There is disappointment that so few white Christians belong to racially mixed or predominantly minority congregations.  An estimated 5% of U.S. churches are racially integrated a reality hard to square with Christian teachings like this from the apostle Paul: "There is neither Jew nor Greek, slave nor free, male nor female, for you are all one in Christ Jesus."  I am glad we are part of the 5% and I pray that this percentage will grow; for everyone is richer together than a part!  We are certainly a richer congregation for our diversity!


What troubles me about the discussions in today’s church about who can come in and who cannot, is that you can substitute women and blacks in the current argument of who is in and who is out, and it is the same rhetoric as we’ve heard in the 20th Century!

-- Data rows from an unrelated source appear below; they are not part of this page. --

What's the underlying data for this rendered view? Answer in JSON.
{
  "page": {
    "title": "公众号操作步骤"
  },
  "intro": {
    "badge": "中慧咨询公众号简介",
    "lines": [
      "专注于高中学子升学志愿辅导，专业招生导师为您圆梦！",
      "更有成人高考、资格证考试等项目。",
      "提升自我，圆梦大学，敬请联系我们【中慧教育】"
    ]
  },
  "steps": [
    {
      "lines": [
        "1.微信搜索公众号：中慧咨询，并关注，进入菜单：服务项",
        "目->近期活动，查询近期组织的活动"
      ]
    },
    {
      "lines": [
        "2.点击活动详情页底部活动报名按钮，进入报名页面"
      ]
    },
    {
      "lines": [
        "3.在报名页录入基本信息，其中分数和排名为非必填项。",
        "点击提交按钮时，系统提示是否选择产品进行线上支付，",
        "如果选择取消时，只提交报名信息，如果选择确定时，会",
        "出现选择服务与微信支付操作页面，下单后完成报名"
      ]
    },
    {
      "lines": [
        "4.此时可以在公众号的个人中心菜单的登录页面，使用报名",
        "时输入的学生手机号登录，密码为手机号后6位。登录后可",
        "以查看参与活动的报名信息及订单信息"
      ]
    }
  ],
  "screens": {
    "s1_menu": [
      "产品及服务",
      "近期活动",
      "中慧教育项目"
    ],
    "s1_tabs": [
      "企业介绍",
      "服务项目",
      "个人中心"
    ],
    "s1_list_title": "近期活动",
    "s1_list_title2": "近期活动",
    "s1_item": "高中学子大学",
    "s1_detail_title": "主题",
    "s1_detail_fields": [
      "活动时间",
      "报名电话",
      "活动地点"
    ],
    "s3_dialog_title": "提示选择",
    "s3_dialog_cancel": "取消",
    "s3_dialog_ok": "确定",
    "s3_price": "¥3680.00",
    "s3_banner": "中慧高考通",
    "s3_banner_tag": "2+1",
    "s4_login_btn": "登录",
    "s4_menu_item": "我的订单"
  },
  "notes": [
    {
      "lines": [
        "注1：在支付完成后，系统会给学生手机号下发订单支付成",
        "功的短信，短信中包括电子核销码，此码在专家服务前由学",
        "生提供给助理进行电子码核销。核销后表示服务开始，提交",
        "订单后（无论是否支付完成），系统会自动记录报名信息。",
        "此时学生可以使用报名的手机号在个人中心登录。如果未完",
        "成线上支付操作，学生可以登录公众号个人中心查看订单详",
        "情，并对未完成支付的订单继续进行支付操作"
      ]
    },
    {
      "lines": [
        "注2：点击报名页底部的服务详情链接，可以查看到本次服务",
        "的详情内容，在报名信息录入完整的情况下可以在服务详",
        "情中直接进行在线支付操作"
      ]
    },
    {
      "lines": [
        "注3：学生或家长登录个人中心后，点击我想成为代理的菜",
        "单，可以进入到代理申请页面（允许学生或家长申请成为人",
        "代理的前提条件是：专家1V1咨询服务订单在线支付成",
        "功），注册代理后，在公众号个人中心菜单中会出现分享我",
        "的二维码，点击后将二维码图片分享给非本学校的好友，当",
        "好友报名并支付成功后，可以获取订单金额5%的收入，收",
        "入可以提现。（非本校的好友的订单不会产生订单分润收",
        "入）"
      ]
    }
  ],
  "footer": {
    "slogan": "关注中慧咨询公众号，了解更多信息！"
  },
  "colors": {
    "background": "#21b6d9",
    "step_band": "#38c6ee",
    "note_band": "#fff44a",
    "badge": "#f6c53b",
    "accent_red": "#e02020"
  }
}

I think we should stop arguing about who we think is a Christian or whose faith is better and concentrate on “Is Jesus Christ your Lord and Savior?”  “Do you trust him?”  “Do you intend to be his disciple and show his love?”  The gospel of John tells us that “To as many as received him (Jesus) he gave them the power to become the children of God.”  Receiving Jesus is the crucial point.  Then let the Holy Spirit cultivate a life of praise and obedience.  Let the church stop calling into question the faith of a person who confesses Jesus Christ is Lord and get on with sharing God’s good news, so that others can become comfortable in the presence of God and around his banquet table.